Resenha GirlBoss, a série da Netflix que fala sobre seu sucesso no e-commerce.

0
106

“GirlBoss” é baseada na autobiografia de Sophia Amorosu, especialista em e-commerce de roupas femininas que teve enorme sucesso desde 2006, tendo clientes como Kendall Jenner e Lena Dunham, sendo fãs fiéis da marca.

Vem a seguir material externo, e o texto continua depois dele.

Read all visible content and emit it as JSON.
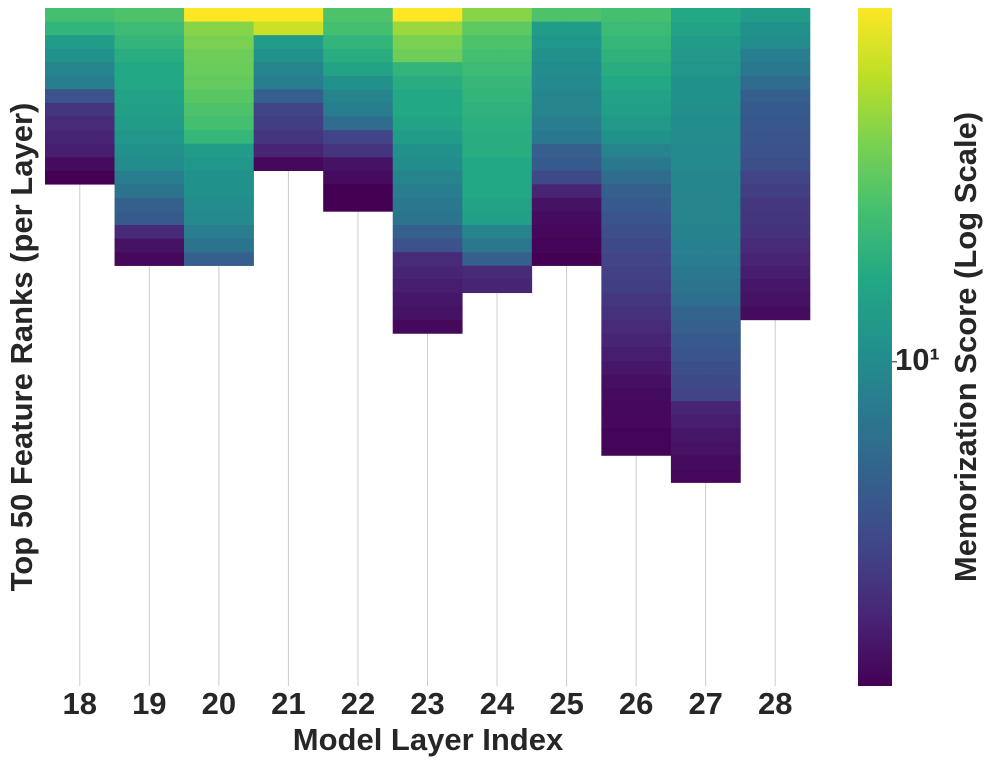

A série conta a história de quando Sophia, aos 22 anos, é demitida de seu trabalho e decide vender roupas vintages no eBay para se sustentar. Grande estrategista, Sophia decide colocar o nome de seu negócio de Nasty Gal Vintage, inspirado no álbum de Betty Davis, e começa a receber pedidos enormes de roupas, sendo então um sucesso no mundo online.

Sophia modificava as roupas vintages, deixando com um ar mais fashionista e moderno. Isso foi seu ponto chave: ela sabia o que as mulheres gostavam, logo levava isso até elas de modo prático e rápido. A garota conseguia encontrar peças por preços baixos, mas que valiam muito a pena, conseguindo investir em uma grande quantidade de roupas.

Ao decorrer da série acompanhamos romances, traições, brigas e até decisões precipitadas que acabaram em algumas falhas. Vemos também como ela investe puramente no seu negócio, acreditando no começo de seu império, chegando a sair do eBay (não antes de ser bloqueada por um deslize) e criando um site próprio para a loja.

Apesar da falência declarada da rede em 2016 (após o e-commerce, lojas físicas foram abertas- estando presente em mais de 60 países), a série nos mostra a independência feminina e a força de vontade que ela tem. Um sonho de um negócio de sucesso que foi realizado.Talvez a saída de Sophia tenha sido um sinal, pois sua imagem era muito ligada à marca e após isso, as quedas começaram.

Não há informações se terá uma segunda temporada, mas seria ótimo acompanhar o ciclo todo de Sophia e sua rede, dos altos e baixos. A empresária foi interpretada por Britt Robertson, que deu vida e muito humor Amorosu.